Pakistan’s FY26 Budget: Financial Stability Achieved, Structural Reforms Lacking
By Shoot & Cut News Agency | June 10, 2025
In Islamabad today, Finance Minister Muhammad Aurangzeb unveiled Pakistan’s federal budget for the fiscal year 2025‑26, setting total expenditures at Rs 17.573 trillion with a growth target of 4.2%. Opening his speech amid regional tensions with India, Aurangzeb emphasized the importance of safeguarding economic stability in tandem with national security.
✅ Signs of Fiscal Restraint—But No Bold Shifts
Several economists welcomed the budget’s emphasis on fiscal discipline:
Ali Hasanain, a LUMS associate professor, noted a significant step forward: the nation has moved into a primary surplus. He applauded reduced deficits and lower interest payments, but emphasized these gains come from “accounting adjustments” rather than real economic transformation.
Uzair Younus, a political economist, described the budget as “cautious,” and opined that maintaining stability at this time may be prudent—adding that it missed an opportunity to signal deeper economic strategy.
🛡️ Tariff & Tax Reform: Incremental Progress
The budget proposes gradual reductions in customs duties and aims to eliminate the “non-filer” tax category—moves praised by Sajid Amin Javed, a macroeconomist, who sees them as opening the door for industry modernization. However, Javed cautioned the package was predictable under IMF conditions and lacks substantive structural reforms—especially in bringing undeclared sectors like agriculture and retail into the tax net.
He also highlighted an internal contradiction: while aiming to boost financial inclusion, the government raised the withholding tax on non-filer bank withdrawals—potentially discouraging the very behavior it wants to promote.
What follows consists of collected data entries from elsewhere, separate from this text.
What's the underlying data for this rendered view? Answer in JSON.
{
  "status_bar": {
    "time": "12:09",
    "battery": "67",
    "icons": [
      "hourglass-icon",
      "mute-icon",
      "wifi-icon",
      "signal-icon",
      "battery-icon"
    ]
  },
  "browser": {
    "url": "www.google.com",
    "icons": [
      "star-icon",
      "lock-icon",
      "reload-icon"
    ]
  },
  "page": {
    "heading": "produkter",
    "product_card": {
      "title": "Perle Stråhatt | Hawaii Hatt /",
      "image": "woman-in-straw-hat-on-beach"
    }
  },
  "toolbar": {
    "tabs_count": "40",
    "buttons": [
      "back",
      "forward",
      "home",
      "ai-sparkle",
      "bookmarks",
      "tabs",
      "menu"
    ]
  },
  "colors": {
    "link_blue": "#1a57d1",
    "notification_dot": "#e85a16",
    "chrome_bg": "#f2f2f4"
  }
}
⏸️ Development Cuts and Skewed Spending
Hasanain warned that development budgets show “misplaced priorities,” with nearly one-third allocated to transport infrastructure, while education gets just 5–6%. He criticized incentives for the real estate sector—such as tax relief—as likely fueling speculation instead of encouraging productive economic growth.
🛑 Lack of Transparency Raises Concerns
Senior journalist Afshan Subohi criticized the budget’s opaque presentation, pointing out that while Aurangzeb disclosed a total defense allocation of Rs 2.55 trillion, he did not include yearly comparison percentages. Subohi also noted the absence of any concrete plan to tax large informal sectors such as agriculture, wholesale, and retail, and warned that heavier indirect taxes—like the hike in petroleum development levy—could disproportionately burden lower-income citizens.
⚠️ Austerity Without Vision
Dr. Mohammad Ahmed Zubair, former chief economist at the Planning Commission, was the most critical. He argued Pakistan is entering stagnation—low growth, high unemployment—and that this budget offers fiscal “handcuffs,” not a revival strategy. With deficits dropping from 5.6% to 3.9% of GDP and tax revenues set to rise nearly 19%, he said the package reflects debt obligations, not growth stimulus. Zubair called for urgent debt restructuring and a long-term fiscal framework to break the cycle of stagnation.
📌 Bottom Line
Strengths | Weaknesses |
---|---|
Primary surplus achieved | No major structural reforms |
Tariff cuts & tax simplification | Reliance on indirect taxation |
Fiscal discipline amid uncertainty | Opaque defense budgeting; underfunded social priorities |
Development of transport infrastructure | Neglect of education and human capital |
While the budget reflects strong fiscal discipline and opens some economic sectors, analysts agree it falls short of systemic change and fails to tackle Pakistan’s structural economic weaknesses. For now, it remains a cautious attempt at stabilization—not the bold transformation many had hoped for.